Le projet de la Terre d’Arnhem est en effet probablement la première initiative au monde à utiliser le feu pour créer des crédits carbone. Pour la seule année 2016, il a bel et bien permis de réduire les émissions de carbone de 800 000 tonnes en diminuant significativement les gros incendies.

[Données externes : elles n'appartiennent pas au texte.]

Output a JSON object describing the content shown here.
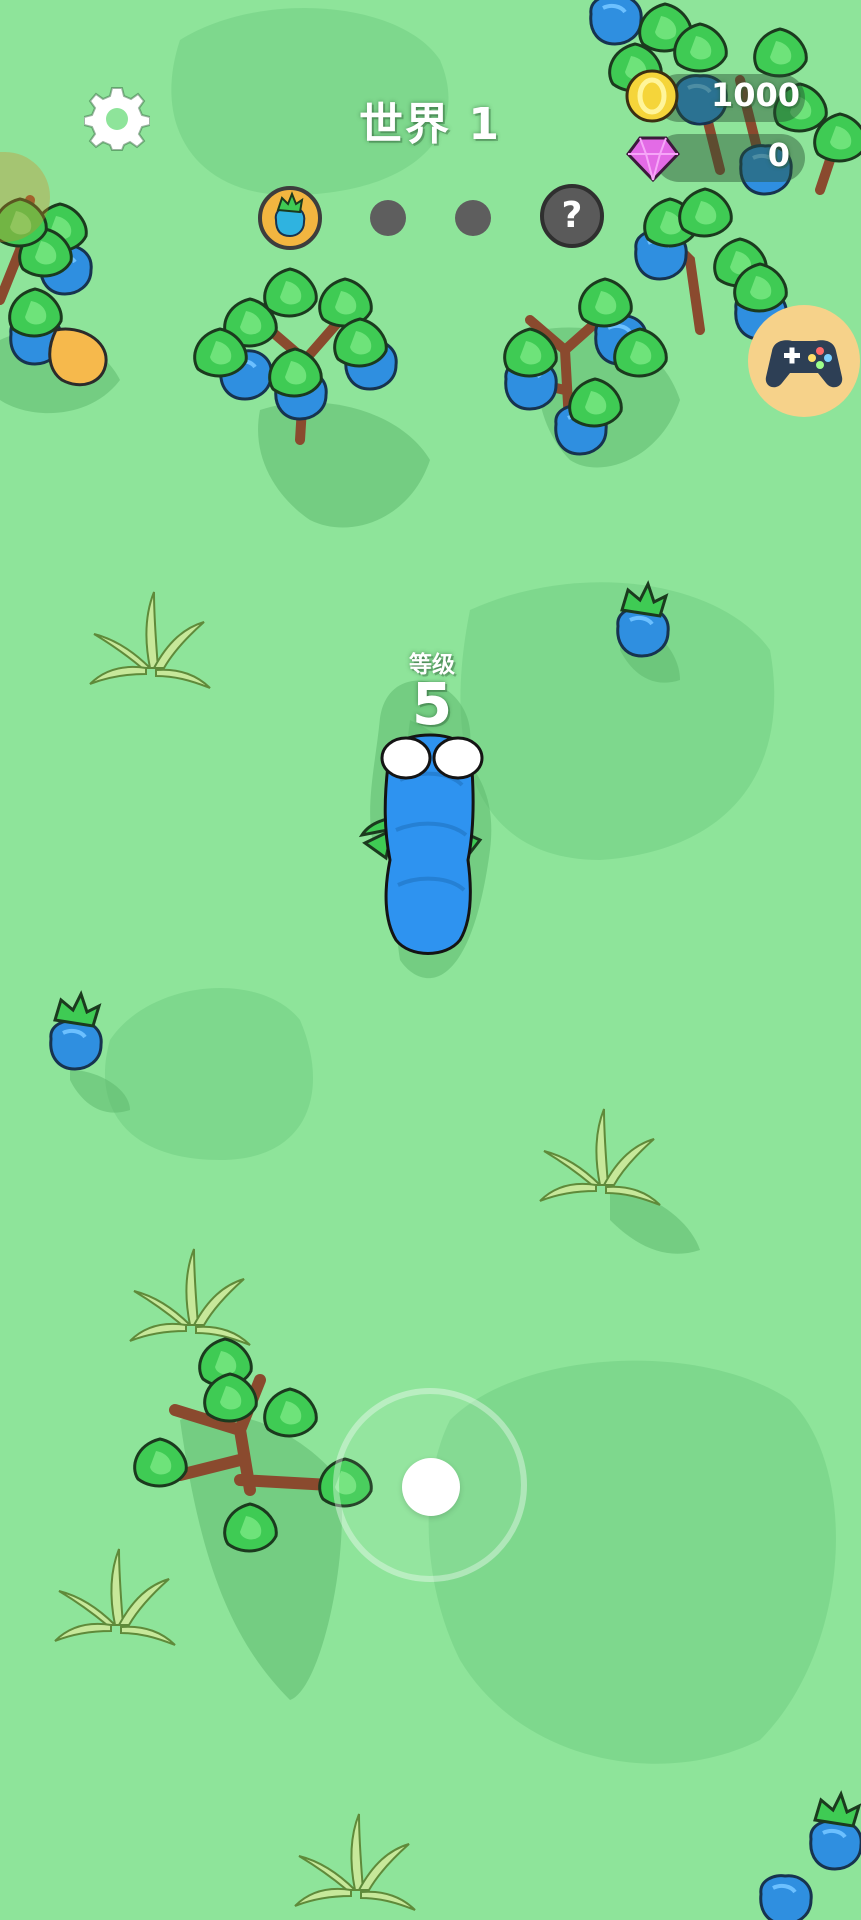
{
  "hud": {
    "world_title": "世界 1",
    "coins": "1000",
    "gems": "0",
    "unknown_stage_symbol": "?"
  },
  "player": {
    "level_label": "等级",
    "level_value": "5"
  },
  "icons": {
    "settings": "gear-icon",
    "coin": "coin-icon",
    "gem": "gem-icon",
    "gamepad": "gamepad-icon",
    "stage_complete": "berry-icon"
  },
  "colors": {
    "ground": "#8ee49a",
    "ground_patch": "#7bd68b",
    "foliage": "#3fcb54",
    "berry": "#2f8fe0",
    "player": "#2e93f0",
    "coin": "#f5d53a",
    "gem": "#e36be6",
    "gamepad_button": "#f6d28a"
  }
}
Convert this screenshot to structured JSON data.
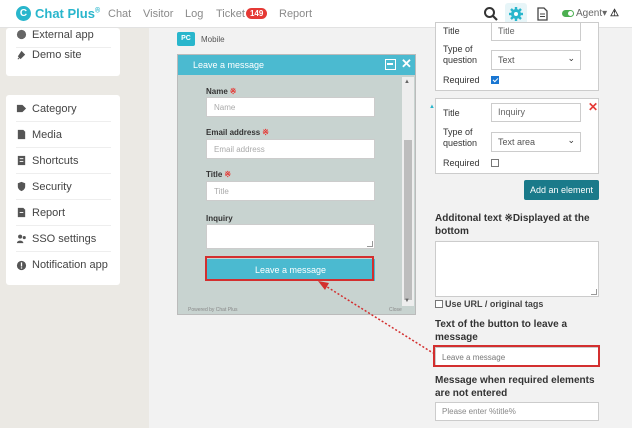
{
  "brand": {
    "name": "Chat Plus",
    "mark": "C"
  },
  "nav": {
    "items": [
      "Chat",
      "Visitor",
      "Log",
      "Ticket",
      "Report"
    ],
    "ticket_badge": "149",
    "agent_label": "Agent"
  },
  "sidebar": {
    "top_items": [
      "External app",
      "Demo site"
    ],
    "items": [
      "Category",
      "Media",
      "Shortcuts",
      "Security",
      "Report",
      "SSO settings",
      "Notification app"
    ]
  },
  "preview": {
    "pc_tag": "PC",
    "mode_label": "Mobile",
    "title": "Leave a message",
    "fields": [
      {
        "label": "Name",
        "placeholder": "Name"
      },
      {
        "label": "Email address",
        "placeholder": "Email address"
      },
      {
        "label": "Title",
        "placeholder": "Title"
      }
    ],
    "inquiry_label": "Inquiry",
    "submit_label": "Leave a message",
    "powered_by": "Powered by Chat Plus",
    "close_text": "Close"
  },
  "settings": {
    "element1": {
      "title_label": "Title",
      "title_value": "Title",
      "type_label_1": "Type of",
      "type_label_2": "question",
      "type_value": "Text",
      "required_label": "Required"
    },
    "element2": {
      "title_label": "Title",
      "title_value": "Inquiry",
      "type_label_1": "Type of",
      "type_label_2": "question",
      "type_value": "Text area",
      "required_label": "Required"
    },
    "add_element_label": "Add an element",
    "additional_text_heading_1": "Additonal text ※Displayed at the",
    "additional_text_heading_2": "bottom",
    "use_url_label": "Use URL / original tags",
    "button_text_heading_1": "Text of the button to leave a",
    "button_text_heading_2": "message",
    "button_text_value": "Leave a message",
    "required_msg_heading_1": "Message when required elements",
    "required_msg_heading_2": "are not entered",
    "required_msg_placeholder": "Please enter %title%"
  },
  "colors": {
    "accent": "#29b6cc",
    "widget_header": "#4bbad0",
    "highlight": "#d32f2f",
    "add_button": "#1a7a8a"
  }
}
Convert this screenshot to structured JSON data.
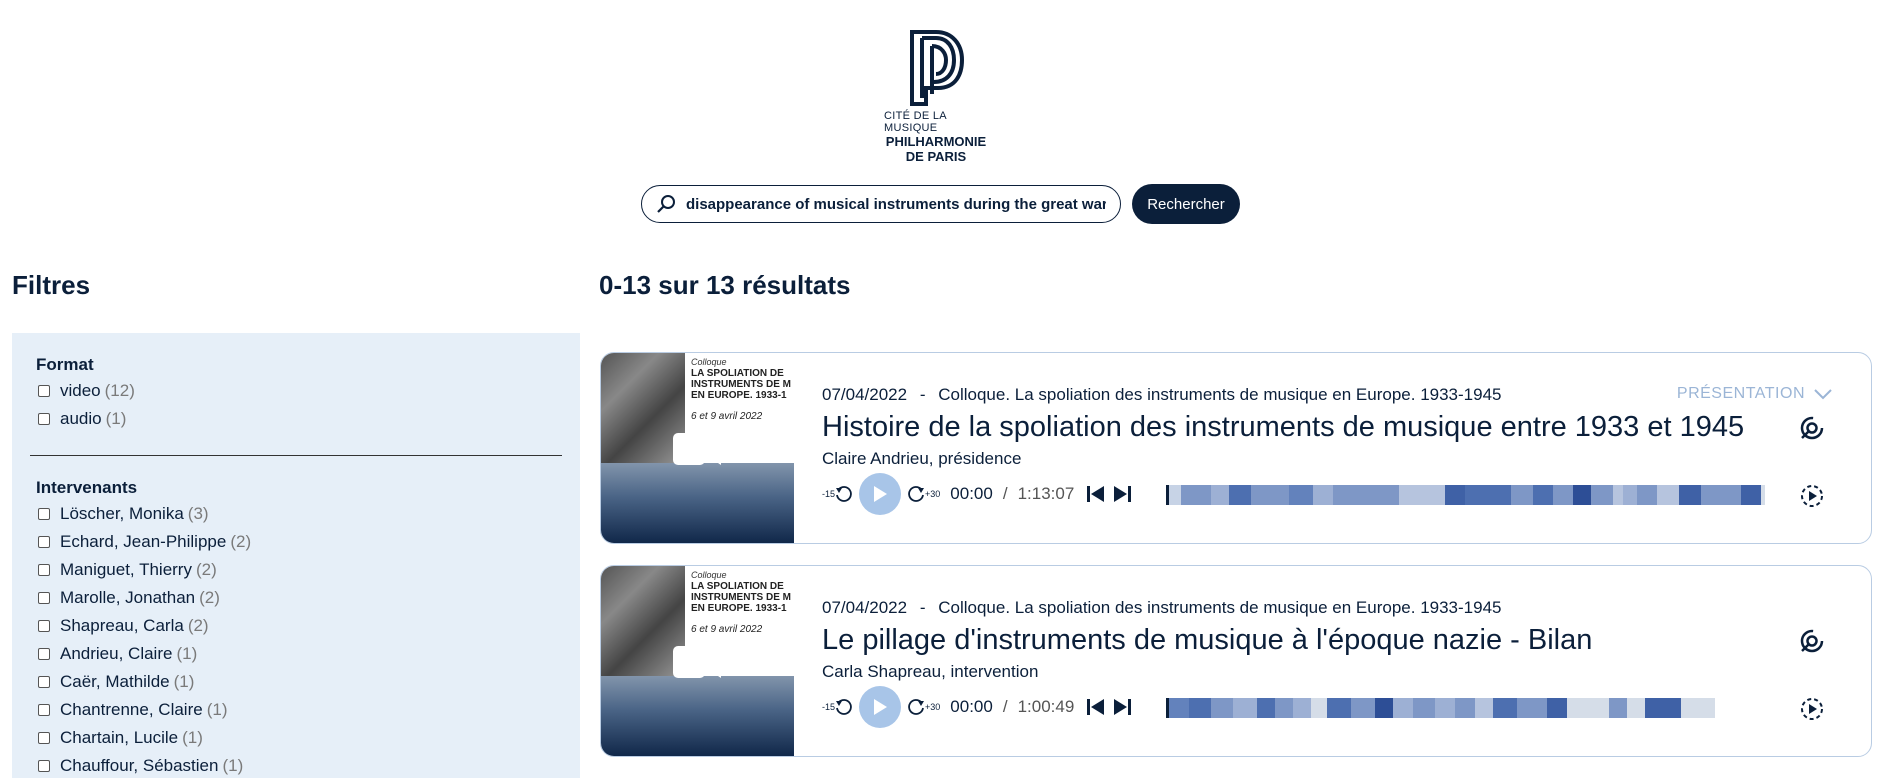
{
  "header": {
    "logo_small": "CITÉ DE LA MUSIQUE",
    "logo_line1": "PHILHARMONIE",
    "logo_line2": "DE PARIS",
    "search_value": "disappearance of musical instruments during the great war",
    "search_button": "Rechercher"
  },
  "filters": {
    "title": "Filtres",
    "format": {
      "title": "Format",
      "items": [
        {
          "label": "video",
          "count": "(12)"
        },
        {
          "label": "audio",
          "count": "(1)"
        }
      ]
    },
    "intervenants": {
      "title": "Intervenants",
      "items": [
        {
          "label": "Löscher, Monika",
          "count": "(3)"
        },
        {
          "label": "Echard, Jean-Philippe",
          "count": "(2)"
        },
        {
          "label": "Maniguet, Thierry",
          "count": "(2)"
        },
        {
          "label": "Marolle, Jonathan",
          "count": "(2)"
        },
        {
          "label": "Shapreau, Carla",
          "count": "(2)"
        },
        {
          "label": "Andrieu, Claire",
          "count": "(1)"
        },
        {
          "label": "Caër, Mathilde",
          "count": "(1)"
        },
        {
          "label": "Chantrenne, Claire",
          "count": "(1)"
        },
        {
          "label": "Chartain, Lucile",
          "count": "(1)"
        },
        {
          "label": "Chauffour, Sébastien",
          "count": "(1)"
        }
      ]
    }
  },
  "results": {
    "title": "0-13 sur 13 résultats",
    "items": [
      {
        "date": "07/04/2022",
        "separator": "-",
        "event": "Colloque. La spoliation des instruments de musique en Europe. 1933-1945",
        "title": "Histoire de la spoliation des instruments de musique entre 1933 et 1945",
        "speaker": "Claire Andrieu, présidence",
        "presentation": "PRÉSENTATION",
        "time_current": "00:00",
        "time_sep": "/",
        "time_total": "1:13:07",
        "skip_back": "-15",
        "skip_fwd": "+30",
        "poster": {
          "line1": "Colloque",
          "line2": "LA SPOLIATION DE",
          "line3": "INSTRUMENTS DE M",
          "line4": "EN EUROPE. 1933-1",
          "line5": "6 et 9 avril 2022"
        }
      },
      {
        "date": "07/04/2022",
        "separator": "-",
        "event": "Colloque. La spoliation des instruments de musique en Europe. 1933-1945",
        "title": "Le pillage d'instruments de musique à l'époque nazie - Bilan",
        "speaker": "Carla Shapreau, intervention",
        "time_current": "00:00",
        "time_sep": "/",
        "time_total": "1:00:49",
        "skip_back": "-15",
        "skip_fwd": "+30",
        "poster": {
          "line1": "Colloque",
          "line2": "LA SPOLIATION DE",
          "line3": "INSTRUMENTS DE M",
          "line4": "EN EUROPE. 1933-1",
          "line5": "6 et 9 avril 2022"
        }
      }
    ]
  },
  "colors": {
    "navy": "#0b1f3a",
    "panel": "#e6eff8",
    "accent_light": "#a8c5e8",
    "presentation_text": "#9bb5d6"
  }
}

D’après M.Ansell, directeur général de la société Warddiken, le gain en crédit carbone pourrait même aller plus loin : la diminution des gros feux de brousse permet en effet un piégeage du CO2, explique-t-il : « les grosses bûches et les troncs au sol qui, grâce au brûlage préventif, sont épargnées par les gros incendies de fin de saison, stockent du carbone. Le carbone est aussi piégé dans la biomasse, or lorsque vous réduisez les gros feux de brousse, les arbres ont l’opportunité de continuer à pousser et de nouveaux apparaissent. Vous avez ainsi plus d’arbres par hectare et donc plus de carbone stocké dans l’environnement. » Ces aspects sont actuellement étudiés par les scientifiques en collaboration avec les rangers sur le terrain.

 

Un impact social très positif

Les bénéfices du projet de la Terre d’Arnhem sont multiples. Outre la disparition des énormes incendies qui pouvaient éradiquer toute une végétation spécifique et durer des mois, l’impact est également très positif sur la communauté aborigène locale. 11 ans en arrière, celle-ci était réduite à quelques tentes. A présent, elle compte 50 résidents permanents et est florissante, grâce aux emplois créés qui génèrent non seulement des revenus mais beaucoup de satisfaction. « Lorsqu’on arrive à arrêter un gros incendie, je leur demande comment ils se sentent et ils me disent que c’est comme gagner la finale du footy », raconte M.Weigel.

Wardekken a employé 147 Aborigènes l‘année dernière. La société appelle le gouvernement fédéral à investir encore plus dans de tels projets, dont l’impact positif est avéré, tant sur le plan écologique que social.